Gabriele Poeta Paccati

«Ma come si fa a stare davanti al proprio lavoro quando non ci si sente all’altezza del proprio compito?», chiede Francesca, medico specializzando. «O davanti ai risultati negativi che spesso emergono nella ricerca del lavoro?», aggiunge Elia, grafico. Poeta chiarisce innanzi tutto che «il fallimento è proprio ciò che aiuta a capire il perimetro delle proprie capacità» e che non tutti i risultati negativi sono fallimenti. «Non ti puoi imputare un fallimento se quello che hai fatto va oltre le tue capacità», dice ancora il sindacalista. E per Violante, «solitamente, il problema non è tanto quello di non essere all’altezza quanto piuttosto quello di non sentirsi all’altezza». Il tema è quindi principalmente di credere in se stessi, se non altro come responsabilità nei confronti di chi ci accorda la propria fiducia. «Non vuol dire essere arroganti, ma piuttosto rialzarsi sempre, sforzandosi di dare il massimo». A ruota, anche Vittadini sottolinea come davanti al fallimento ed alle difficoltà «il cuore dell’uomo non si ferma, ma ha, anzi, sempre il desiderio di ripartire. Del resto, è stato proprio grazie al confronto con i propri limiti che l’umanità è cresciuta e si è evoluta».
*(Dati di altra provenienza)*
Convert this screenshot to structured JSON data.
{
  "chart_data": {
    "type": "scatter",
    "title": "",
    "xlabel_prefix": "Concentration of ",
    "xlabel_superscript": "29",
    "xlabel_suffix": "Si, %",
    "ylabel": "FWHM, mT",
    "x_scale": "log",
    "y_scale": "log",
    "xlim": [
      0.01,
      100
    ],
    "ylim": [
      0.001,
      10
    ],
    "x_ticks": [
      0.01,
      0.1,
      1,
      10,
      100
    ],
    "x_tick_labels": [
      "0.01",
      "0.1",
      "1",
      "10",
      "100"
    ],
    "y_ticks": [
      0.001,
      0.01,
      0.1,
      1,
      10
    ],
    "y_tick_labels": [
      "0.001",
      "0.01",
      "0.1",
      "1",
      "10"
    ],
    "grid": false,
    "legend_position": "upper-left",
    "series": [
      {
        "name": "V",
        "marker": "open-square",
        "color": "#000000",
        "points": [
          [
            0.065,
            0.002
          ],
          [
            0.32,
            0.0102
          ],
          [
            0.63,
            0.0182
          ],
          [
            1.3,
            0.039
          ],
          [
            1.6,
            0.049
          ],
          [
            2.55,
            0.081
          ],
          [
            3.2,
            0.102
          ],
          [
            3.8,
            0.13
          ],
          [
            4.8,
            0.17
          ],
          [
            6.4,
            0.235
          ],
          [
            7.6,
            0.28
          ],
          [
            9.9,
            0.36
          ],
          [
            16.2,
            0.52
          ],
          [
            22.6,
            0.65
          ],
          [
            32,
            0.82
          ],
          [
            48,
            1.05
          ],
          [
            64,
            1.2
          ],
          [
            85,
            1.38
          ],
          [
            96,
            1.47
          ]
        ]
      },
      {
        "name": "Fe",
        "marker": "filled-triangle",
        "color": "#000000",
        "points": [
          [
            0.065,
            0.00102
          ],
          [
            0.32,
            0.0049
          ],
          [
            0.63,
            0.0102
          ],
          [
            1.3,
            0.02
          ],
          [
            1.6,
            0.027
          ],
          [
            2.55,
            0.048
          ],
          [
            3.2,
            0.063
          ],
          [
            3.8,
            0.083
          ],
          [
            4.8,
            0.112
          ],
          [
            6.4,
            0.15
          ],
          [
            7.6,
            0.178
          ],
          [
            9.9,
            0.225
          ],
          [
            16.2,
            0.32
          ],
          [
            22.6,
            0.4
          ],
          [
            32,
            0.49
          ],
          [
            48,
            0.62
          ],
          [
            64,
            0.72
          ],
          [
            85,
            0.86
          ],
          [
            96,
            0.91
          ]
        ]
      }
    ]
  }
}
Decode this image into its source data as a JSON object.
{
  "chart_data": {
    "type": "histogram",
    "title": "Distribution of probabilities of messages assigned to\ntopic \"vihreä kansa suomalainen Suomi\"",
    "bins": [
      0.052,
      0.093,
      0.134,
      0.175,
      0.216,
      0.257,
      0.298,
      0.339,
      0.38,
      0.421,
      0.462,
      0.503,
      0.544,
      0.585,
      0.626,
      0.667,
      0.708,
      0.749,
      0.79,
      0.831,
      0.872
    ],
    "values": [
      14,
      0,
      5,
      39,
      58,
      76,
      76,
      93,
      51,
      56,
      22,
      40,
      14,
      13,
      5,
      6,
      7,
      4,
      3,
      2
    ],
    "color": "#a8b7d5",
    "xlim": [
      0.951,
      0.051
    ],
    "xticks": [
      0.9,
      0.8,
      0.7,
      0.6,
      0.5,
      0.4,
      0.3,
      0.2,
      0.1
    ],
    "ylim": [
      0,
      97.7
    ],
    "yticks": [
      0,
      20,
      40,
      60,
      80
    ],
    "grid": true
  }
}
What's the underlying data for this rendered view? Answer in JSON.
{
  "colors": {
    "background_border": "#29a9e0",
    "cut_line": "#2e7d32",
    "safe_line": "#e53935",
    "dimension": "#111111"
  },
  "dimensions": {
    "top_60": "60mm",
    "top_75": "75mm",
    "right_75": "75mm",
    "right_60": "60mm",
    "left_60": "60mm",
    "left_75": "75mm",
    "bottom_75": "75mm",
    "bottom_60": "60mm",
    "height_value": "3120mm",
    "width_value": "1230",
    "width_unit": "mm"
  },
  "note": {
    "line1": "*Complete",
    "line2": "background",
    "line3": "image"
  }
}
Torna la giornata di oggi, mercoledì 2 maggio. Forse quello che hai sentito il giorno prima non sarà sufficiente a risolvere i problemi della giornata. Ma c’è una consapevolezza nuova: è iniziato un percorso e ci sono amici vivi, impegnati con la propria vita e con il proprio lavoro. Lo ha osservato anche Violante, poco prima di ripartire in treno verso casa: «Non ho mai visto un modo simile di festeggiare il Primo Maggio, con delle domande così vere e che nascono dalla vita». Stavolta è accaduto.